3 - Noter le fait que ce complexe d'attractions et de répulsions crée des images, qui vivent, pour un temps court ou prolongé, et qui laissent la trace de leur passage sous la forme d'impressions. Dans les rêves éveillés, fantaisies et imaginations, nous vivons avec nos images en les recréant intérieurement, à partir de ces impressions, tout comme dans la vie tournée vers l'extérieur nous vivons avec et parmi tout un monde de choses et d'objets divers.

4 - Cessant de créer ces images, nous expérimentons le pouvoir qu'elles ont de se reproduire et nous devons commencer à les détruire par des efforts délibérés. Ces images intérieures projettent des ombres obscures sur la lumière de notre Âme, comme l'indique La Voix du Silence.

5 - Quand on arrive à désintégrer ces images et à en dissoudre les constituants et la structure, le mental atteint un état d'équilibre. Que perçoit un mental ainsi purifié et en cet état d'équilibre ? II voit les idées qui sont vraies — le monde des idées qui sont les émanations enregistrées qui forment la Divine Lumière Astrale ou Akasha.

Nous avons à dessein classifié d'une manière concise les étapes que le néophyte doit s'imposer, car aucune description plus longue ne peut rendre le sujet plus clair.
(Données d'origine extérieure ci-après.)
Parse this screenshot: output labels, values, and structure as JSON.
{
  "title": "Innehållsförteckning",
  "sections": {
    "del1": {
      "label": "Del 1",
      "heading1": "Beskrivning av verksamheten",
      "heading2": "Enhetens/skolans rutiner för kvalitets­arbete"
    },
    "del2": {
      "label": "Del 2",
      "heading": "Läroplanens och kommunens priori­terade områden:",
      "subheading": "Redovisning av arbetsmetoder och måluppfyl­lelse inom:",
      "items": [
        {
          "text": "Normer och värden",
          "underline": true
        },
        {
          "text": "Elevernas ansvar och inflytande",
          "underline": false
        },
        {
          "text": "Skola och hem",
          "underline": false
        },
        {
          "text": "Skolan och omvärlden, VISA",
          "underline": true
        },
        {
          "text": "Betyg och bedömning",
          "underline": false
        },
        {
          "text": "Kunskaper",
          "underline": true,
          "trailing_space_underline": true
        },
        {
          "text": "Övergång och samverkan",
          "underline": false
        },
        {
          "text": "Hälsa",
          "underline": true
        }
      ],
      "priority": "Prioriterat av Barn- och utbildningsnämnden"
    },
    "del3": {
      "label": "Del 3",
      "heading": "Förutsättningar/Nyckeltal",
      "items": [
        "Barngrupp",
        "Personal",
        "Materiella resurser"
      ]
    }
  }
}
Maintenant, de même que nous vivons dans le monde des sens et de leurs objets, mais que nous estimons les choses en fonction de nos attractions et répulsions, nos sentiments et nos désirs, de même aussi nous vivons dans le monde du mental, mais nous nous entourons de valeurs fausses et de notions fantaisistes. Hors du monde de la matière et des objets, nous façonnons un monde particulier qui nous est propre à cause de nos sens et de nos organes et avec leur aide. De même pour le monde du mental, il finit par être voilé et obscurci par notre pensée incontrôlée et les images que nous nous fabriquons. Dans chaque état, ou sur chaque plan, nous avons cette dualité : le réel caché dans la gangue de l'irréel. L'irréel est produit par nos sens et notre cerveau ; à l'intérieur, se trouve le monde réel des choses et des objets. (Ce dernier est le champ de recherche du scientifique honnête.) De même, l'irréel est produit par notre imagination indisciplinée, ou fantaisie, par l'effet des modifications du principe pensant ; à l'intérieur se trouve le monde réel des idées (ce dernier est le champ de recherche du véritable occultiste.) À chaque étape, nous devons apprendre à faire une distinction entre ces deux aspects. C'est seulement dans leurs aspects irréels que les sens et le mental sont les ennemis de l'Âme ; dans leurs aspects réels, ils sont les amis de l'Âme. C'est pourquoi il est dit que « la Nature existe pour le bien de l'Âme ».

M. Judge conclut :

« Comme l'Âme est considérée comme supérieure au Mental, elle a le pouvoir de s'en rendre maîtresse et de le contrôler pour peu que nous utilisions la volonté pour l'aider dans ce travail ; c'est alors seulement que la distinction et le but réels du mental sont atteints. »

B.P. Wadia

Publié en anglais dans le Theosophical Movement. Vol. X, p. 127.
Publié en français dans le Cahier Théosophique n°108, © Textes Théosophiques.